There was a long pause. Finally, Eve responded.
“Fine. You need to activate the bypass. It should be easy. In the far right corner of the room, if you're standing in the doorway, should be a maintenance hatch. Open it, go down inside, there's a big red level. Pull it.”

“You got it, boss,” Enzo said, marching across the room.

Eve sighed and killed the connection once more. He found the hatch, knelt and opened it up. The hole it led into was dark. The light from the room overhead was just good enough to show a body down there in a pool of blood. Frowning, Enzo pulled out his knife, then lowered himself into the narrow opening. He landed with a soft grunt beside the body. It was a security guard, he was glad to see. It looked like he'd been shot several times.

Probably crawled in here to die,
Enzo thought.

He knelt and began patting the man down, hoping for a good find. After a minute, he had it, extracting a pair of magazines.
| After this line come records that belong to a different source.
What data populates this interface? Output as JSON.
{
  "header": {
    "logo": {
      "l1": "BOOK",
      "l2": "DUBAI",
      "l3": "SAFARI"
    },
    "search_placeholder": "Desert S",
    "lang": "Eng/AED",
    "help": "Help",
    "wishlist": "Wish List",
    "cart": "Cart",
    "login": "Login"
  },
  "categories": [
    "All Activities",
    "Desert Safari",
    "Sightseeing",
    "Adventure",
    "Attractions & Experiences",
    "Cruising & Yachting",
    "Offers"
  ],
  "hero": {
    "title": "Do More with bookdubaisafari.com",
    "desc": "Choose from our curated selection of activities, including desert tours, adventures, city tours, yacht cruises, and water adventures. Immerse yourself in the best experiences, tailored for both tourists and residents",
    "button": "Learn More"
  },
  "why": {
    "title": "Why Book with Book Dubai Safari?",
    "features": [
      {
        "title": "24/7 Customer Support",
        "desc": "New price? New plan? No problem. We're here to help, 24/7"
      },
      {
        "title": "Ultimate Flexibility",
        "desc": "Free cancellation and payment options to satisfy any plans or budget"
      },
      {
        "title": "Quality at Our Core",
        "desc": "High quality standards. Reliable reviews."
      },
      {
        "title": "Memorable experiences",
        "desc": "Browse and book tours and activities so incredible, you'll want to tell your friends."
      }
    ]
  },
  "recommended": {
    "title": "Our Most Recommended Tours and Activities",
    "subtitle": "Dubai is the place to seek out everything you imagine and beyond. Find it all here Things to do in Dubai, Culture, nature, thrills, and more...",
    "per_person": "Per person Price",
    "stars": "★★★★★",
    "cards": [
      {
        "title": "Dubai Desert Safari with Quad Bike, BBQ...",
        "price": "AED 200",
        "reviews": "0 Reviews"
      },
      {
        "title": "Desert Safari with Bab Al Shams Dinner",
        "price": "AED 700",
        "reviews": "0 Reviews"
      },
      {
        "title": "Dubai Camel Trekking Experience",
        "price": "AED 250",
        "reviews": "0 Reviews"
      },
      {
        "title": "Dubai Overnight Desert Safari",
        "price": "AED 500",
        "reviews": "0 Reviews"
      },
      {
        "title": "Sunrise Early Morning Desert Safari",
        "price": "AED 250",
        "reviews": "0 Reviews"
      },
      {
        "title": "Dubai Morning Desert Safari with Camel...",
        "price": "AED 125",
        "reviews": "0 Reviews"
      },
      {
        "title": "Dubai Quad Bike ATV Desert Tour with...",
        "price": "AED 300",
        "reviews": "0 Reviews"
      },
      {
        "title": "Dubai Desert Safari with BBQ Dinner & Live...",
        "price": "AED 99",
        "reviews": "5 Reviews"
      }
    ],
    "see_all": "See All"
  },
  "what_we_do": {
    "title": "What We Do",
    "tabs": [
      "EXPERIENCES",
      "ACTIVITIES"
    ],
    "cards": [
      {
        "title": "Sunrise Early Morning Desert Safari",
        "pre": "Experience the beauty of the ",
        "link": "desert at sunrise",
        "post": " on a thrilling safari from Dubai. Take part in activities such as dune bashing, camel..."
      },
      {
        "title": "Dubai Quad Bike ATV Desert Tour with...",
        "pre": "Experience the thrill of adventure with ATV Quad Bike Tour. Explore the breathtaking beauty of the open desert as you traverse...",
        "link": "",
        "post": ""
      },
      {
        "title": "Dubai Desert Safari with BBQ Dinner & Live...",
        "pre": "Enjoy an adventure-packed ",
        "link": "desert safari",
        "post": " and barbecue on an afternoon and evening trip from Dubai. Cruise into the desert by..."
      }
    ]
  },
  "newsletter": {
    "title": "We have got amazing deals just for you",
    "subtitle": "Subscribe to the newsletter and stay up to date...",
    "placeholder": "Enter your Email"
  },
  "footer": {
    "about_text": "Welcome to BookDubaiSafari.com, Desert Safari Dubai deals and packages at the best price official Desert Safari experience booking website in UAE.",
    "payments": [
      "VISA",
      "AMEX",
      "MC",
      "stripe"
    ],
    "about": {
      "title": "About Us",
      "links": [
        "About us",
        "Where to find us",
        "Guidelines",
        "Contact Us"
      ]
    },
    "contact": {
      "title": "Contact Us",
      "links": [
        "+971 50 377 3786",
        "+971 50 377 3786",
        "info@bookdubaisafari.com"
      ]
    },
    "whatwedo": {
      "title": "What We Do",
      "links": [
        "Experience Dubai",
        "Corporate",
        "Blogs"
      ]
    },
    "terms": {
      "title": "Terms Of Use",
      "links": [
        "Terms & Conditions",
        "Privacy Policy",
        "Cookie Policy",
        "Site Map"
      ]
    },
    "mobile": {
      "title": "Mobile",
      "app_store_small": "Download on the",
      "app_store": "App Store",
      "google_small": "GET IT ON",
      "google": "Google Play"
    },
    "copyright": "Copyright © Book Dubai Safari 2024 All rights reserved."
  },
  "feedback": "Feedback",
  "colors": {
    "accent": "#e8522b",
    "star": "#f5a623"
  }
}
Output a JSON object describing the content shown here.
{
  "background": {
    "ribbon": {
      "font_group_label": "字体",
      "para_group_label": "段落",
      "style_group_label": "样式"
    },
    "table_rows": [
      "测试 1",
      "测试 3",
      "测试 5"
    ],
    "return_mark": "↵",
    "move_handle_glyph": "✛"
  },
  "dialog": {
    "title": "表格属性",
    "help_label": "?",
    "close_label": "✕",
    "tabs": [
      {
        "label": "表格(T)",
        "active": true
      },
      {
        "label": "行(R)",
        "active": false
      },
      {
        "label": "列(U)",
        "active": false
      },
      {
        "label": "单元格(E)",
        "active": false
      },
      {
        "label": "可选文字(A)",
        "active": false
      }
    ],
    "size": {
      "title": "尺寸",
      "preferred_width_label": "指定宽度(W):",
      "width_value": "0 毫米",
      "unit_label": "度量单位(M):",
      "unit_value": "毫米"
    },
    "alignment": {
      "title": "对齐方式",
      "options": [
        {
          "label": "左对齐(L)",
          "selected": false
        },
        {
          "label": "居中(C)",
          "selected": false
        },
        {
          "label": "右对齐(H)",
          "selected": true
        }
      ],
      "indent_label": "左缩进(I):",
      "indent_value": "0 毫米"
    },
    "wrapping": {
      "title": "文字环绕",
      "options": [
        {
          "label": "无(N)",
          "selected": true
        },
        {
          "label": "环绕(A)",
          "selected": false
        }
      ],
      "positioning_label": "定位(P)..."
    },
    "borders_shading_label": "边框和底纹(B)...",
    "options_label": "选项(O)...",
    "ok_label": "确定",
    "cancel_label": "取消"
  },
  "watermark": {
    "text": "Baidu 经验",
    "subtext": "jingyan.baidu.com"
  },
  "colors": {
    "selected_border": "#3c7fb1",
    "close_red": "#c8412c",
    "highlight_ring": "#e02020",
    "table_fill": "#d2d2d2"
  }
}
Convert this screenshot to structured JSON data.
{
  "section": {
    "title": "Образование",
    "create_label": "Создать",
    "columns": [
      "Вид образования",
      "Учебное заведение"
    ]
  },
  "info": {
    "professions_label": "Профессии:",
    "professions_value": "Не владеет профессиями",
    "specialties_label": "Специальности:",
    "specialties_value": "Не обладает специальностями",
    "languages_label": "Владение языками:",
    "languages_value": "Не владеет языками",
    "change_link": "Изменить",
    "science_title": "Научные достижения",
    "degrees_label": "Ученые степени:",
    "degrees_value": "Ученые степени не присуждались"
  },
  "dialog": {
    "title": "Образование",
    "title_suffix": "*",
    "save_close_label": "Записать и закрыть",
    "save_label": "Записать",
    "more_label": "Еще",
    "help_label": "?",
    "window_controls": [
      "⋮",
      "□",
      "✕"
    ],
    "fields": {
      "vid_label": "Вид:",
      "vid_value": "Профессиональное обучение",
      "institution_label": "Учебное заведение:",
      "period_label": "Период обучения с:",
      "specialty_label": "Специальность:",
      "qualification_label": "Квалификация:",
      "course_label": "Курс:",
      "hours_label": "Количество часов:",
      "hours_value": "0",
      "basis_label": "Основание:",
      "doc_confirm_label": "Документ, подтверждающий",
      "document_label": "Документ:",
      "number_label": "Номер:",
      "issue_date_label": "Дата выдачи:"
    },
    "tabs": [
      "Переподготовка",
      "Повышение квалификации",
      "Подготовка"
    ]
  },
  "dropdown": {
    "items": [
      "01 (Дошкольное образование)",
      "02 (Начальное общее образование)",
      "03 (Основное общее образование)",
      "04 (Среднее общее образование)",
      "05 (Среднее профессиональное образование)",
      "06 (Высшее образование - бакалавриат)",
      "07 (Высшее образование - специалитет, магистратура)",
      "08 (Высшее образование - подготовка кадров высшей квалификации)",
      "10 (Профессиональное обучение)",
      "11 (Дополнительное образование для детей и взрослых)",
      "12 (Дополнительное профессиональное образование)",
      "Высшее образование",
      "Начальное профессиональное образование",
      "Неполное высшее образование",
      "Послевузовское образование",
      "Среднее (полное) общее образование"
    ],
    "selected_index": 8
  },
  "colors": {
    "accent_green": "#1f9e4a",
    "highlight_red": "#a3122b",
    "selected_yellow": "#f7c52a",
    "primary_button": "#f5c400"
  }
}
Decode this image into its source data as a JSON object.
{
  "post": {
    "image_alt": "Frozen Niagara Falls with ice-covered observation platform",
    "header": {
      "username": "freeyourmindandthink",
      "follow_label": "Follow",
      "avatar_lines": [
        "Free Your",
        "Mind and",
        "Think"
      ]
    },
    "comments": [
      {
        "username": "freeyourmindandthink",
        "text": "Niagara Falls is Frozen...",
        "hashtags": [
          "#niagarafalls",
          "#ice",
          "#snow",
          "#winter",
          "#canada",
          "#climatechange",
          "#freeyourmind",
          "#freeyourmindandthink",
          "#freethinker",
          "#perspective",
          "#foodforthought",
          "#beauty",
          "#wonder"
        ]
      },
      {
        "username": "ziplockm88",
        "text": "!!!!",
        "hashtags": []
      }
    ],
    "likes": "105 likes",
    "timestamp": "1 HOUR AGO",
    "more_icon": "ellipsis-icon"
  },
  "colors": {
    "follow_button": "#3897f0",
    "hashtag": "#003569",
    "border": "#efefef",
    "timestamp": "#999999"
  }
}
“Thank God-” he began, then screamed as the body shifted and a Slug that had been hiding somewhere near it squealed and leaped for him.

Enzo had good reflexes and consequently managed to bring his knife up and around in a tight arc, spearing the Slug and slamming it into the wall. Sparks shot as the tip of the blade hit the metal and dug in a few centimeters. The Slug let out a long squealing wail as it writhed around on his blade. Enzo stared at the hideous creature while it died, frowning, studying it. These things...were they made? The idea that could have naturally evolved to be able to so thoroughly overtake and subvert a species that it had likely never come into contact with previously was a bit too much for him. Something that had been designed, on the other hand...

He had to see that ship, figure out what they were doing here.

He was just too curious not to.

Enzo freed the corpse, then reloaded his pistol and pulled the switch. There was a sharp hum of power and the tiny room lit up. He let out a sigh of relief and climbed back up. Before heading back out into the main area, Enzo took a moment to check out the infopad he'd snagged. He sat on the floor, facing the only entrance to the room, and booted it up. Ten minutes went by while he sorted through a technician's personal logs. There weren't that many, all of them written down instead of verbally recorded. The man must've been paranoid.

Though not paranoid enough to keep his thoughts to himself.

It seemed that Syberia Station was just a much a mystery to him as it was to Enzo. More, actually, given the fact that Enzo had been let in on its secrets by Eve. The man spent all his time on this level and another several stories above, what amounted to the living quarters section for all the technical personnel that helped maintain the base. He was deeply curious about what they were keeping from him, and called those above him members of Dark Operations. Enzo frowned. He'd heard that phrase before, not just the time Eve had said it.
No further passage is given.